Pardon me, but haven’t we had enough of elections? (Personally, I’m casting a write-in vote for Admiral Ackbar.)
PETA doesn’t like the turkey pardon photo op, not one bit, because it "makes light of the mass slaughter of some 46 million gentle, intelligent birds and portrays the United States president as being in some sort of business partnership with the turkey-killing industry."
PETA President Ingrid E. Newkirk wants the First Family to have a Tofurky instead. Lost your appetite yet?
Speaking of Puritans, the New England landing spot of the Pilgrims may be in the heart of one of the more secular regions in the country, but they still have blue laws against stores opening on Thanksgiving.
Julia Smucker has five faith-based reasons for not participating in Black Friday.
But Gallup says we’ll still be spending $770 on gifts on average this holiday season, about the same as last year, so all is not lost.

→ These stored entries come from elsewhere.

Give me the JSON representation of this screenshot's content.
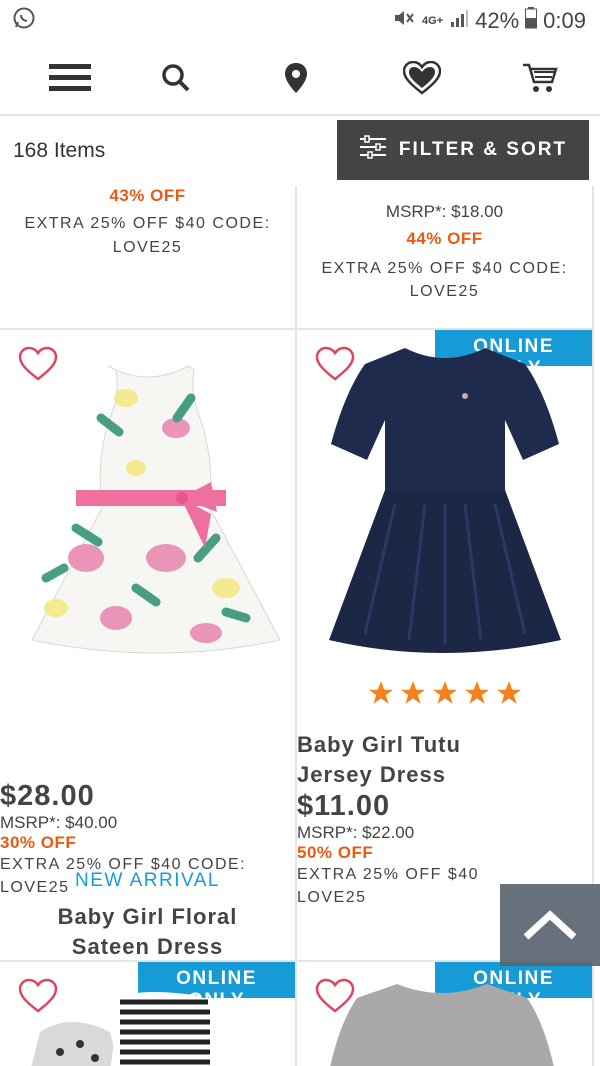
{
  "status_bar": {
    "network": "4G+",
    "battery": "42%",
    "time": "0:09",
    "icons": [
      "whatsapp-icon",
      "mute-icon",
      "signal-icon",
      "battery-icon"
    ]
  },
  "nav": {
    "icons": [
      "menu-icon",
      "search-icon",
      "location-icon",
      "heart-icon",
      "cart-icon"
    ]
  },
  "toolbar": {
    "item_count": "168 Items",
    "filter_label": "FILTER & SORT"
  },
  "products": [
    {
      "discount": "43% OFF",
      "promo_line1": "EXTRA 25% OFF $40 CODE:",
      "promo_line2": "LOVE25"
    },
    {
      "msrp": "MSRP*: $18.00",
      "discount": "44% OFF",
      "promo_line1": "EXTRA 25% OFF $40 CODE:",
      "promo_line2": "LOVE25"
    },
    {
      "tag": "NEW ARRIVAL",
      "name_line1": "Baby Girl Floral",
      "name_line2": "Sateen Dress",
      "price": "$28.00",
      "msrp": "MSRP*: $40.00",
      "discount": "30% OFF",
      "promo_line1": "EXTRA 25% OFF $40 CODE:",
      "promo_line2": "LOVE25"
    },
    {
      "badge": "ONLINE ONLY",
      "rating": 5,
      "name_line1": "Baby Girl Tutu",
      "name_line2": "Jersey Dress",
      "price": "$11.00",
      "msrp": "MSRP*: $22.00",
      "discount": "50% OFF",
      "promo_line1": "EXTRA 25% OFF $40",
      "promo_line2": "LOVE25"
    },
    {
      "badge": "ONLINE ONLY"
    },
    {
      "badge": "ONLINE ONLY"
    }
  ],
  "colors": {
    "accent_blue": "#179bd7",
    "discount_orange": "#e95b12",
    "star_orange": "#f58220",
    "filter_bg": "#444444",
    "dress_navy": "#1f2b4d"
  }
}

The Mayflower Compact was signed this day in 1621 – though it was recorded as Nov. 11, because they were still using the Julian calendar, and that was because good Englishmen would never use the Gregorian calendar sponsored Pope Gregory, though it was actually accurate.
Speaking of the English…They have a woman as head of state and church but the Church of England can’t get everyone on board with women bishops. There is much gnashing of teeth.
Headscratching in Virginia, as Jeff Sheler reports: “The Roman Catholic Diocese of Richmond has told the nation's only blended Catholic and Episcopal parish it must change its worship services so Catholics and non-Catholics meet in separate rooms for Holy Communion.”
Pope Benedict publishes the third volume in his trilogy on Jesus, and it’s on the infancy narratives – just in time for Christmas. “Dear Santa…”
That’s actually Pope Alexander VI in the photo, not Santa Claus. But a new book is trying to make the notorious Renaissance pontiff and his Borgia clan a bit more like saints. Good luck.
Superstitious or super religious? Either way, Notre Dame football is No. 1 for the first time since the Council of Trent, and the team is featured on the cover of Sports Illustrated (above) which for some means it is destined to lose this weekend.
Bonus: First person who correctly translates the Latin on the cover wins a free – yes, free, no blue laws will be violated – subscription to the Daily Religion News Roundup. Just enter your email in the box below.
Heresy of the Day: Jeff Weiss wonders whether God would approve of football, given the violence and the rest.
So Abraham Lincoln can be a vampire killer and no one blinks. But ask whether he believed in God and suddenly you have a debate. Our own Kimberly Winston has the details, which key off the new Spielberg movie.
Representatives from Egypt’s three main Christian bodies jointly decided to end their participation in writing a new constitution.
Everyone is waiting to see if there will be a ceasefire in the Middle East. Let’s hope there’s something more to be thankful for by day’s end.